After they've gutted the American industrial base for cheaper wages, reduced regulation, in the rush for greater corporate profits, they wonder why so many Americans now have little hope of improving their lot in life. Why 4 out of 5 are either in or within a paycheck or two of poverty. Why so many turn to crime, drug abuse; a whole litany of social problems in this country. To a great extent it's because the engine that built the greatest economy the world has ever seen, supported on the shoulders of a vast, vibrant middle class, has been dismantled and shipped off to every foreign shit hole imaginable.
The idea of getting a good, steady job out of high school or college is a pipe dream for many young Americans, maybe most at this point. Those days are long gone, due to supposed smart guys like Larry Summers, who loves him some unfettered, unrestrained outsourcing.
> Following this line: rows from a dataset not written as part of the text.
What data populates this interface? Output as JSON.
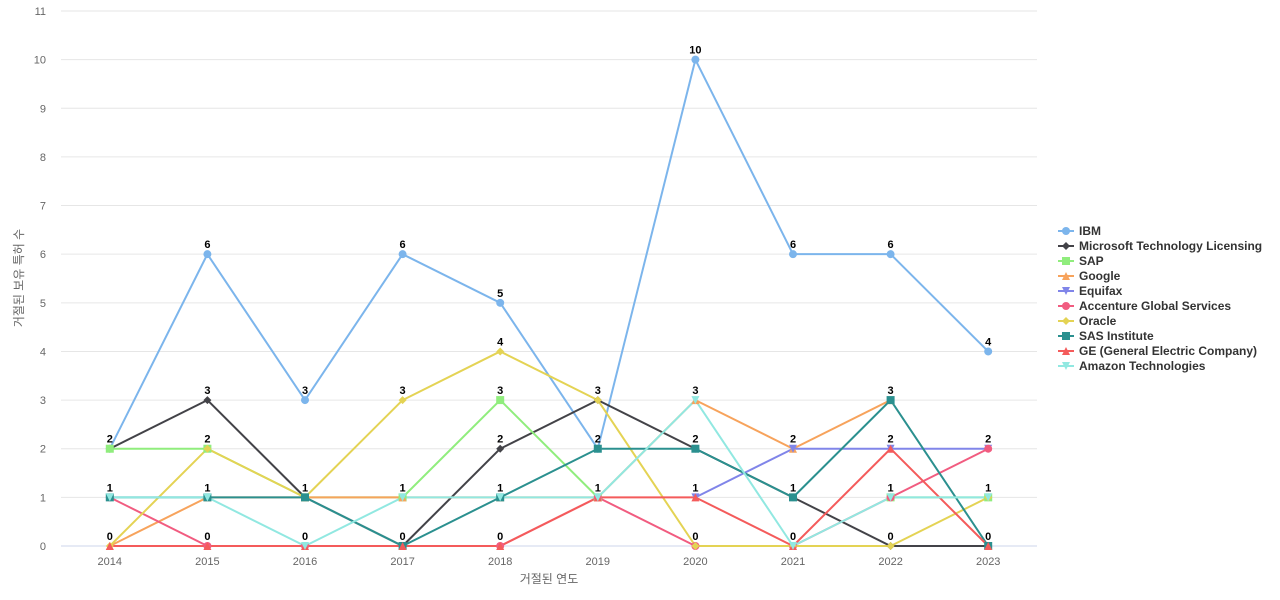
{
  "chart_data": {
    "type": "line",
    "xlabel": "거절된 연도",
    "ylabel": "거절된 보유 특허 수",
    "categories": [
      "2014",
      "2015",
      "2016",
      "2017",
      "2018",
      "2019",
      "2020",
      "2021",
      "2022",
      "2023"
    ],
    "ylim": [
      0,
      11
    ],
    "yticks": [
      0,
      1,
      2,
      3,
      4,
      5,
      6,
      7,
      8,
      9,
      10,
      11
    ],
    "grid": true,
    "legend_position": "right",
    "series": [
      {
        "name": "IBM",
        "color": "#7cb5ec",
        "marker": "circle",
        "values": [
          2,
          6,
          3,
          6,
          5,
          2,
          10,
          6,
          6,
          4
        ]
      },
      {
        "name": "Microsoft Technology Licensing",
        "color": "#434348",
        "marker": "diamond",
        "values": [
          2,
          3,
          1,
          0,
          2,
          3,
          2,
          1,
          0,
          0
        ]
      },
      {
        "name": "SAP",
        "color": "#90ed7d",
        "marker": "square",
        "values": [
          2,
          2,
          1,
          1,
          3,
          1,
          null,
          null,
          1,
          1
        ]
      },
      {
        "name": "Google",
        "color": "#f7a35c",
        "marker": "triangle",
        "values": [
          0,
          1,
          1,
          1,
          1,
          1,
          3,
          2,
          3,
          null
        ]
      },
      {
        "name": "Equifax",
        "color": "#8085e9",
        "marker": "triangle-down",
        "values": [
          null,
          null,
          null,
          null,
          null,
          null,
          1,
          2,
          2,
          2
        ]
      },
      {
        "name": "Accenture Global Services",
        "color": "#f15c80",
        "marker": "circle",
        "values": [
          1,
          0,
          0,
          0,
          0,
          1,
          0,
          0,
          1,
          2
        ]
      },
      {
        "name": "Oracle",
        "color": "#e4d354",
        "marker": "diamond",
        "values": [
          0,
          2,
          1,
          3,
          4,
          3,
          0,
          0,
          0,
          1
        ]
      },
      {
        "name": "SAS Institute",
        "color": "#2b908f",
        "marker": "square",
        "values": [
          1,
          1,
          1,
          0,
          1,
          2,
          2,
          1,
          3,
          0
        ]
      },
      {
        "name": "GE (General Electric Company)",
        "color": "#f45b5b",
        "marker": "triangle",
        "values": [
          0,
          0,
          0,
          0,
          0,
          1,
          1,
          0,
          2,
          0
        ]
      },
      {
        "name": "Amazon Technologies",
        "color": "#91e8e1",
        "marker": "triangle-down",
        "values": [
          1,
          1,
          0,
          1,
          1,
          1,
          3,
          0,
          1,
          1
        ]
      }
    ],
    "data_labels": [
      {
        "x": "2014",
        "value": 0
      },
      {
        "x": "2014",
        "value": 1
      },
      {
        "x": "2014",
        "value": 2
      },
      {
        "x": "2015",
        "value": 0
      },
      {
        "x": "2015",
        "value": 1
      },
      {
        "x": "2015",
        "value": 2
      },
      {
        "x": "2015",
        "value": 3
      },
      {
        "x": "2015",
        "value": 6
      },
      {
        "x": "2016",
        "value": 0
      },
      {
        "x": "2016",
        "value": 1
      },
      {
        "x": "2016",
        "value": 3
      },
      {
        "x": "2017",
        "value": 0
      },
      {
        "x": "2017",
        "value": 1
      },
      {
        "x": "2017",
        "value": 3
      },
      {
        "x": "2017",
        "value": 6
      },
      {
        "x": "2018",
        "value": 0
      },
      {
        "x": "2018",
        "value": 1
      },
      {
        "x": "2018",
        "value": 2
      },
      {
        "x": "2018",
        "value": 3
      },
      {
        "x": "2018",
        "value": 4
      },
      {
        "x": "2018",
        "value": 5
      },
      {
        "x": "2019",
        "value": 1
      },
      {
        "x": "2019",
        "value": 2
      },
      {
        "x": "2019",
        "value": 3
      },
      {
        "x": "2020",
        "value": 0
      },
      {
        "x": "2020",
        "value": 1
      },
      {
        "x": "2020",
        "value": 2
      },
      {
        "x": "2020",
        "value": 3
      },
      {
        "x": "2020",
        "value": 10
      },
      {
        "x": "2021",
        "value": 0
      },
      {
        "x": "2021",
        "value": 1
      },
      {
        "x": "2021",
        "value": 2
      },
      {
        "x": "2021",
        "value": 6
      },
      {
        "x": "2022",
        "value": 0
      },
      {
        "x": "2022",
        "value": 1
      },
      {
        "x": "2022",
        "value": 2
      },
      {
        "x": "2022",
        "value": 3
      },
      {
        "x": "2022",
        "value": 6
      },
      {
        "x": "2023",
        "value": 0
      },
      {
        "x": "2023",
        "value": 1
      },
      {
        "x": "2023",
        "value": 2
      },
      {
        "x": "2023",
        "value": 4
      }
    ]
  }
}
Funny how they conveniently ignore the anti-thesis that is Germany and other industrialized nations that rightly believe that one way (supposedly "free" trade with mercantilists nations (China, Japan, Taiwan, South Korea, etc.) who have no intention of ever actually following the rules, is economic suicide.
But even when our trading "partners" follow the rules, NAFTA and Mexico for instance, things still don't always work out the way we planned. The flood of cheap, subsidized (Farm Bill) American corn has destroyed Mexican small farm agriculture. So where do former Mexican farmers and their progeny go? Many flood into the US of course, exacerbating our already troubling immigration mess. Or they could join a drug gang. Good money to be made at that, if you live long enough to enjoy it.
But all that's really beside the point. Summers doesn't give a rats rear end about the little people. The real focus of Summers and all those at the top of this post, whether consciously or unconsciously, is to maximize profits for corporate interests and the wealthy few. At least Rethugs like Romeny and Shrub are honest about it. I'll give them that.